Рис.2. Первое исполнение "Прометея"
со светом (Нью-Йорк, Карнеги-холл, 1915).

Рис.3. Исполнение "Прометея" в большом театре (6 ноября 1918 г., Москва; сценография А.Лентулова).

 Естественно, усложнялась техника - от обычных электроламп и реостатов до лазеров и компьютерных систем управления. Но сложность аппаратных средств отнюдь не определяла результативность светового воплощения. Более того, порою это находилось в обратной зависимости. Как бы то ни было, следует отметить очевидный факт - стремление исполнять "Luce" точно "по Скрябину" оправдывало себя чаще всего лишь в чисто историческом значении - как некая документальная реконструкция, в общем-то, примитивного замысла, в чем признавался сам Скрябин ("алгоритм" создания "Luce" был очевидно формальным, и более 400 модуляций цвета в течение 20 минут звучания музыки явно "оскорбляли" зрение...). А наиболее интересные в художественном отношении результаты достигались именно в тех случаях, когда постановщики светового "Прометея" дорабатывали и даже отходили от авторской строки "Luce", сохраняя саму идею светового воплощения философско-символической программы произведения (А.Лентулов, Ю.Правдюк, И.Свобода). К такому выводу мы пришли и сами в своей практике, после неоднократных попыток обращения к "Прометею" на первых концертах 1962 г. все было как в "Luce", в 1963-64 гг. мы ввели пространственное движение света на экране (рис.4). Да и в последующем своем эксперименте, при переносе "Прометея" на киноэкран в 1965-67 гг. Наилучшим вариантом был признан тот фильм, где мы ввели свою, пусть и несложную, динамику форм. То же самое подтвердили и наши последующие светоконцерты с инструментом "Кристалл" (рис.5).

Рис.4. Сенсационное исполнение "Прометея" В США - с дымами, запахами и т.д. (Нью-Хейвен, 1971 г.). Рис.5. Исполнение пьесы "Темное пламя" А.Скрябина в Казани (1966 г.).

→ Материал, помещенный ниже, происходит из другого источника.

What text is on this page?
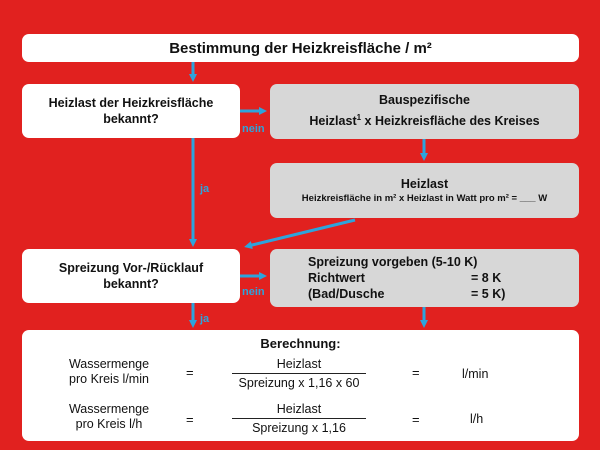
nein
ja
nein
ja
Bestimmung der Heizkreisfläche / m²
Heizlast der Heizkreisfläche
bekannt?
Bauspezifische
Heizlast$^1$ x Heizkreisfläche des Kreises
Heizlast
Heizkreisfläche in m² x Heizlast in Watt pro m² = ___ W
Spreizung Vor-/Rücklauf
bekannt?
Spreizung vorgeben (5-10 K)
Richtwert	= 8 K
(Bad/Dusche	= 5 K)
Berechnung:
Wassermenge
pro Kreis l/min	=
Heizlast
Spreizung x 1,16 x 60
=	l/min
Wassermenge
pro Kreis l/h	=
Heizlast
Spreizung x 1,16
=	l/h
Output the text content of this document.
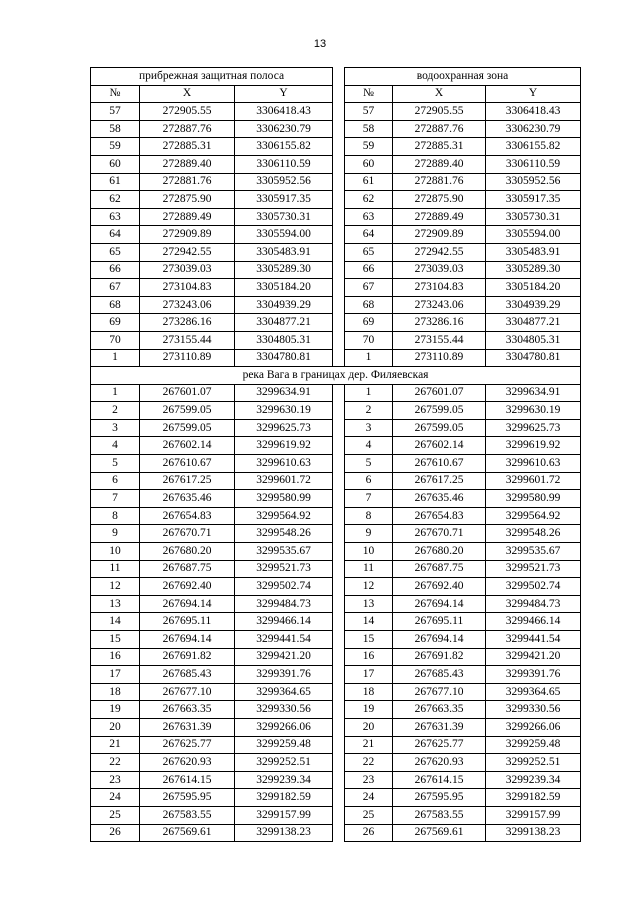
13
прибрежная защитная полоса				водоохранная зона		
№	X	Y		№	X	Y
57	272905.55	3306418.43		57	272905.55	3306418.43
58	272887.76	3306230.79		58	272887.76	3306230.79
59	272885.31	3306155.82		59	272885.31	3306155.82
60	272889.40	3306110.59		60	272889.40	3306110.59
61	272881.76	3305952.56		61	272881.76	3305952.56
62	272875.90	3305917.35		62	272875.90	3305917.35
63	272889.49	3305730.31		63	272889.49	3305730.31
64	272909.89	3305594.00		64	272909.89	3305594.00
65	272942.55	3305483.91		65	272942.55	3305483.91
66	273039.03	3305289.30		66	273039.03	3305289.30
67	273104.83	3305184.20		67	273104.83	3305184.20
68	273243.06	3304939.29		68	273243.06	3304939.29
69	273286.16	3304877.21		69	273286.16	3304877.21
70	273155.44	3304805.31		70	273155.44	3304805.31
1	273110.89	3304780.81		1	273110.89	3304780.81
река Вага в границах дер. Филяевская						
1	267601.07	3299634.91		1	267601.07	3299634.91
2	267599.05	3299630.19		2	267599.05	3299630.19
3	267599.05	3299625.73		3	267599.05	3299625.73
4	267602.14	3299619.92		4	267602.14	3299619.92
5	267610.67	3299610.63		5	267610.67	3299610.63
6	267617.25	3299601.72		6	267617.25	3299601.72
7	267635.46	3299580.99		7	267635.46	3299580.99
8	267654.83	3299564.92		8	267654.83	3299564.92
9	267670.71	3299548.26		9	267670.71	3299548.26
10	267680.20	3299535.67		10	267680.20	3299535.67
11	267687.75	3299521.73		11	267687.75	3299521.73
12	267692.40	3299502.74		12	267692.40	3299502.74
13	267694.14	3299484.73		13	267694.14	3299484.73
14	267695.11	3299466.14		14	267695.11	3299466.14
15	267694.14	3299441.54		15	267694.14	3299441.54
16	267691.82	3299421.20		16	267691.82	3299421.20
17	267685.43	3299391.76		17	267685.43	3299391.76
18	267677.10	3299364.65		18	267677.10	3299364.65
19	267663.35	3299330.56		19	267663.35	3299330.56
20	267631.39	3299266.06		20	267631.39	3299266.06
21	267625.77	3299259.48		21	267625.77	3299259.48
22	267620.93	3299252.51		22	267620.93	3299252.51
23	267614.15	3299239.34		23	267614.15	3299239.34
24	267595.95	3299182.59		24	267595.95	3299182.59
25	267583.55	3299157.99		25	267583.55	3299157.99
26	267569.61	3299138.23		26	267569.61	3299138.23
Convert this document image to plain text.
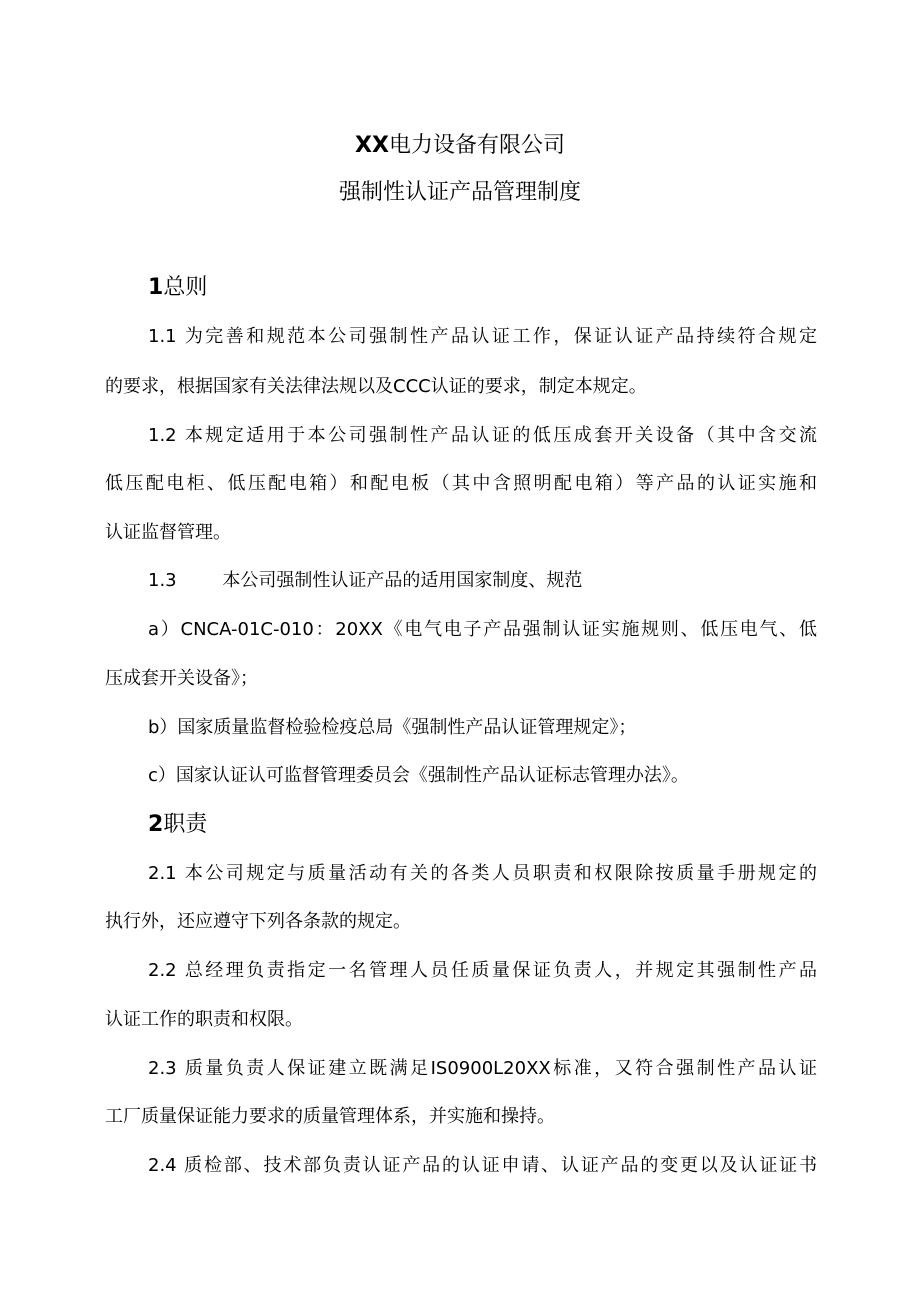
XX电力设备有限公司
强制性认证产品管理制度
1总则
1.1 为完善和规范本公司强制性产品认证工作，保证认证产品持续符合规定
的要求，根据国家有关法律法规以及CCC认证的要求，制定本规定。
1.2 本规定适用于本公司强制性产品认证的低压成套开关设备（其中含交流
低压配电柜、低压配电箱）和配电板（其中含照明配电箱）等产品的认证实施和
认证监督管理。
1.3        本公司强制性认证产品的适用国家制度、规范
a）CNCA-01C-010：20XX《电气电子产品强制认证实施规则、低压电气、低
压成套开关设备》；
b）国家质量监督检验检疫总局《强制性产品认证管理规定》；
c）国家认证认可监督管理委员会《强制性产品认证标志管理办法》。
2职责
2.1 本公司规定与质量活动有关的各类人员职责和权限除按质量手册规定的
执行外，还应遵守下列各条款的规定。
2.2 总经理负责指定一名管理人员任质量保证负责人，并规定其强制性产品
认证工作的职责和权限。
2.3 质量负责人保证建立既满足IS0900L20XX标准，又符合强制性产品认证
工厂质量保证能力要求的质量管理体系，并实施和操持。
2.4 质检部、技术部负责认证产品的认证申请、认证产品的变更以及认证证书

 На более радикальный эксперимент решились мы, когда нам предложили участвовать в юбилейном концерте, посвященном 50-летию Казанской консерватории и проводимом в только что построенном, новом зале (21 июня 1996 г.) В его программу был включен "Прометей" (дир. - Ф.Мансуров, партия ф-но - Е.Михайлов). А из светотехнических средств в зале имелись лишь два мощных слайд-проектора "Pani ВР-4, Compact" (рис.6), работающих в режиме "наплыв" с большим экраном (9х9 м). Они были предназначены нами для продолжения просветительских концертов "Музыка, поэзия, живопись", которые мы проводили с консерваторией в прошлые годы, в старом зале, с маломощными проекторами "Протон". Другой светотехники в новом зале не было, если не считать люстр. Поэтому мы поначалу отказались, но затем вспомнили вдруг собственные выступления на конференциях по Кандинскому (Гаага, 1993; Москва, 1994), завершаемые нами патетически высокой риторикой: "Ах, как жаль, что Скрябин не был знаком с Кандинским, вместе они добились бы настоящего синтеза!.." Так почему бы не рискнуть нам сегодня устроить их "встречу" - тем более, что никто, наверно, не изучал столь подробно и глубоко синтетические замыслы Скрябина и Кандинского в их параллельном сопоставлении?..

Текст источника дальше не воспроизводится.